However, using hemodynamic responses derived from real data, Schippers et al. (2011) demonstrated DAPT that GCA identified causal influences in group studies with good sensitivity and specificity. When effects are observed using random-effects analysis in which the effect to interests is compared with variance between
subjects, the detection of a significant group effect implies the occurrence of a systematic delay in neural and/or hemodynamic response. The results obtained by Schippers et al. (2011) indicate that the effects are most likely to be neural.

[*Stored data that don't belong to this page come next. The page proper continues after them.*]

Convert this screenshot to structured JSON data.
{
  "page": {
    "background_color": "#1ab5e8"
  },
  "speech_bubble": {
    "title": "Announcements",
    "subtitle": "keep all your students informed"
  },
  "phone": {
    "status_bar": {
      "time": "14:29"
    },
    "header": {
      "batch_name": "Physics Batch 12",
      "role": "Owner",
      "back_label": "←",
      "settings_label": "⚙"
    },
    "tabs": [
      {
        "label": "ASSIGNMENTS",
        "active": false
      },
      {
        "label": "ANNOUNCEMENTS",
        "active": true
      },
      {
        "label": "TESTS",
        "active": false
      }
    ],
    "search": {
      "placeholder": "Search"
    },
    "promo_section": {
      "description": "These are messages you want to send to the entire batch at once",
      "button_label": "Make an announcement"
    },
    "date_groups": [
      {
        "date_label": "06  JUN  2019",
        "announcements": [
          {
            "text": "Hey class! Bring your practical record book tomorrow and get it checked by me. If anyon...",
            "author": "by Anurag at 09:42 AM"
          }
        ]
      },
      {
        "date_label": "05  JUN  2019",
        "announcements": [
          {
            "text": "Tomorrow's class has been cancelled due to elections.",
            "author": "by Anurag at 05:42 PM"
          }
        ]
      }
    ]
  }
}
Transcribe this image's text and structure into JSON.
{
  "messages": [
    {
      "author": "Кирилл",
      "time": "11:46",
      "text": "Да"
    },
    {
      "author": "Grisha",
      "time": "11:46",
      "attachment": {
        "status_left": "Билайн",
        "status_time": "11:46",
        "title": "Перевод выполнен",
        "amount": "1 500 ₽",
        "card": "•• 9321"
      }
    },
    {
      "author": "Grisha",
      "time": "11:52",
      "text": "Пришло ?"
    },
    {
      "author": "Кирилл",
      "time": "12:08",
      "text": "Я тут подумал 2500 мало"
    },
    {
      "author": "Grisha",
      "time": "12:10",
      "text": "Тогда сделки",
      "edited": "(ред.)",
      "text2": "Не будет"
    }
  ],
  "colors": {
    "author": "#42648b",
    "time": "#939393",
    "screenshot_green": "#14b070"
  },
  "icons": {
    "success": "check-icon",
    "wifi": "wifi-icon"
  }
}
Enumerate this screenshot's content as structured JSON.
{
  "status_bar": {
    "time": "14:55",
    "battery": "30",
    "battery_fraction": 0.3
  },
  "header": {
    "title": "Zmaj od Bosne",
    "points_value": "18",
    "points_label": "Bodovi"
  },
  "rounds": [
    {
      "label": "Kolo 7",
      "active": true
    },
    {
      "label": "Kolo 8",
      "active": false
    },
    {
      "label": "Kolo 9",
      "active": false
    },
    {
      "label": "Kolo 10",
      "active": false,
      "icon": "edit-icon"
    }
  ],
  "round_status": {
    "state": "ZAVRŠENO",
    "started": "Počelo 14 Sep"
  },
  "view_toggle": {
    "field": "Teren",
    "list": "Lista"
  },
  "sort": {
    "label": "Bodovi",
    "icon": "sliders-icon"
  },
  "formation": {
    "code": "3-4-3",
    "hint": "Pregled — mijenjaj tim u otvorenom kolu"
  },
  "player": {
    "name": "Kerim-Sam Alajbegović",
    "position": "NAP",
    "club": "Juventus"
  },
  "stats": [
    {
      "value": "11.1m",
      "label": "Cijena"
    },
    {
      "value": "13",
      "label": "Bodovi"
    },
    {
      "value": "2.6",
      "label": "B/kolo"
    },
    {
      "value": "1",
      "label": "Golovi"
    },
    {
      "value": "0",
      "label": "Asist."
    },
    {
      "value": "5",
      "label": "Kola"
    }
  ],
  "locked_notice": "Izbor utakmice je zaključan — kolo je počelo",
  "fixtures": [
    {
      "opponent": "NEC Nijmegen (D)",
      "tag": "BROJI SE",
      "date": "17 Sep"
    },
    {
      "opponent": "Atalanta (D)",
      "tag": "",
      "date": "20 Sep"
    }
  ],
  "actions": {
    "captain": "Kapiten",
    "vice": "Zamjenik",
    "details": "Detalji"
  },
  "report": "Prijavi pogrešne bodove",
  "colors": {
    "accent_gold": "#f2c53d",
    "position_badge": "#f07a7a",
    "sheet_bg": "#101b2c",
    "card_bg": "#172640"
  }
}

This conclusion is supported by the fact that the regions involved are served by different arteries and therefore group effects due to hemodynamic delay would only be expected if there were differences in arterial transmission times that were consistent across subjects. However, any such systematic differences would be expected to be similar in the two hemispheres, yet neither the effects reported by Sridharan et al. (2008) nor those that we report are symmetrical across the hemispheres. Furthermore, examination of the timing of regional neural activity using magnetoencephalography (Brookes et al., 2012) demonstrates appreciable neural delays between occipital cortex and insula during various visual tasks, consistent with our present findings that occipital cortex exerts a Granger causal influence on insula. An additional issue
raised by Smith et al. (2011) is the possibility that in a Granger causality analysis, findings might be distorted by zero-lag correlations “bleeding into” the time-lagged
relationships. We have demonstrated JQ1 mouse that significant zero-lag correlations between insula and other brain regions occur at different locations from the Granger causal effects of insula on other brain regions. To our knowledge, this is the first study to examine time-directed neural primacy effects during task-free resting state in schizophrenia. Our findings extend the neuronal network level models informing the pathophysiology of this illness. Effective cognitive control requires successful suppression of distractors (e.g., spontaneous internal thoughts) but at the same time must be responsive to unexpected stimuli, which though irrelevant to the task are salient for our homeostatic however defense (Su et al., 2011). The concept of “proximal salience” refers to the switching between brain states (e.g., task-focused, resting or internally focused, and sensory-processing states) brought on by a momentary state of neural activity within the salience processing system, anchored in the rAI and the dACC (Palaniyappan and Liddle, 2012). We infer that the breakdown of the causal influence to and from the salience processing system in schizophrenia amounts to a failure of proximal salience mechanism. The present study highlights the importance of studying the pathways of failed interaction between large-scale networks in the pathophysiology of schizophrenia.